I can only listen to Russian classical music after drinking creamy tea too fast.
The chai cough’s key
My kids said they wanted to try something new this summer so I showed them how to vacuum & do laundry.
Never, EVER, check mail when you get home on a Saturday evening. Unless you’re sure it’s a check made out to you.
uber driver picked me up “dodger stadium? you goin to the game?” i was like “nah” and we both sat there in silence for the whole ride, both knowing i had lied
Crush: what u up to
Me: about to take a shower and listen to music
Crush: nice, what kind
Me: *nervously* one with water
Told my kid it was time for a screen break and you’d think I asked for both of his kidneys
Change is always hard….
Especially when a jar of it falls on your head.
[Amphibian Playground]
BULLFROG: look at all u lil toad nerds
TOAD: help! a BULLYfrog!
TEACHER SNAKE: i’ll handle this *eats everyone*
*shotguns bottle of hot sauce*
*checks mirror*
Is it working yet?
Pretty rude of this cop to pull me over while I’m trying to change my pinned tweet
Accidentally played dad instead of dead when I encountered a bear and now it can ride a bike without training wheels.
*stomps feet during a tantrum, reaches fitbit step goal*
Flight Attendant: Sir, you need to put your iPhone in airplane mode.
Me: We’ve been cleared for takeoff for twenty minutes.
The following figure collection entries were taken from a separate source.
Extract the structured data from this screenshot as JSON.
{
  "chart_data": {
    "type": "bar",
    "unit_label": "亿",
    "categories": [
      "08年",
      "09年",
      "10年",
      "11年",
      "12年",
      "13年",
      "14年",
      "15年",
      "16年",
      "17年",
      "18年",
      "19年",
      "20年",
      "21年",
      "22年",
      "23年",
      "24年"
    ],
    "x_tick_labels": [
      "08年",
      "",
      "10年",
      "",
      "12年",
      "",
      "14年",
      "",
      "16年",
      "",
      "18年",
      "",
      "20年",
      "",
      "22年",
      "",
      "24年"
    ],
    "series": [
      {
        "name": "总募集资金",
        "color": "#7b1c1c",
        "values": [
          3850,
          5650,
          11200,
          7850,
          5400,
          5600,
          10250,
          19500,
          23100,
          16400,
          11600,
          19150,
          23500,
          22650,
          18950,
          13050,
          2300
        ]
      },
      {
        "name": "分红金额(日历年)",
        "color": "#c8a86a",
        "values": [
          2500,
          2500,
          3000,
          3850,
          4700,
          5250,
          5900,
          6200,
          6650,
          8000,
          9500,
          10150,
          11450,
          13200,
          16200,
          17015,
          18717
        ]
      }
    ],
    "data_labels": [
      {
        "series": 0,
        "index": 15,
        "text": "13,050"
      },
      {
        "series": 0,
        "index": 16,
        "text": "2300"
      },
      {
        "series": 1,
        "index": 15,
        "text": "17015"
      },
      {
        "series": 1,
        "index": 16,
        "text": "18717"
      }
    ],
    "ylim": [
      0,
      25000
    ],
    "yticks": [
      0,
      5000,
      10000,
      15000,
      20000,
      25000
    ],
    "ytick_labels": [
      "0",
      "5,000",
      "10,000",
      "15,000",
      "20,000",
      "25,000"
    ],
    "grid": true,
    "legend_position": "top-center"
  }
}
You need to put this airplane in airplane mode.
This morning I jogged for 30 swear words.
I’m at the age where if I took an oatmeal bath I would want to add blueberries.
The wife declined my suggestion we try a different position in the bedroom for a change.
Apparently she’s more than satisfied with the existing two rooms/two beds arrangement.
Last weekend my partner wanted to go to one of those restaurants where they make the food right in front of you.
I took us to Subway..that’s how the fight started
Arranged to pick something up on facebay. On way there they text to say they’d sold to someone else. Stalked their profile until they posted they were in search of something. Said I had it. When they turned up, I told them I’d just sold it someone else instead.
Protip: If your coworker has a picture of herself and her dog labeled “Beauty and the Beast” you shouldn’t ask her which one is which.
RIP little boat. I can’t think of a more dinghy friend, canoe?
oh yeah? Well caterpillars also stay in bed for a month at a time and look how they turn out
The name “Boeing” makes so much sense now considering it’s basically the sound of something hitting the ground and bouncing.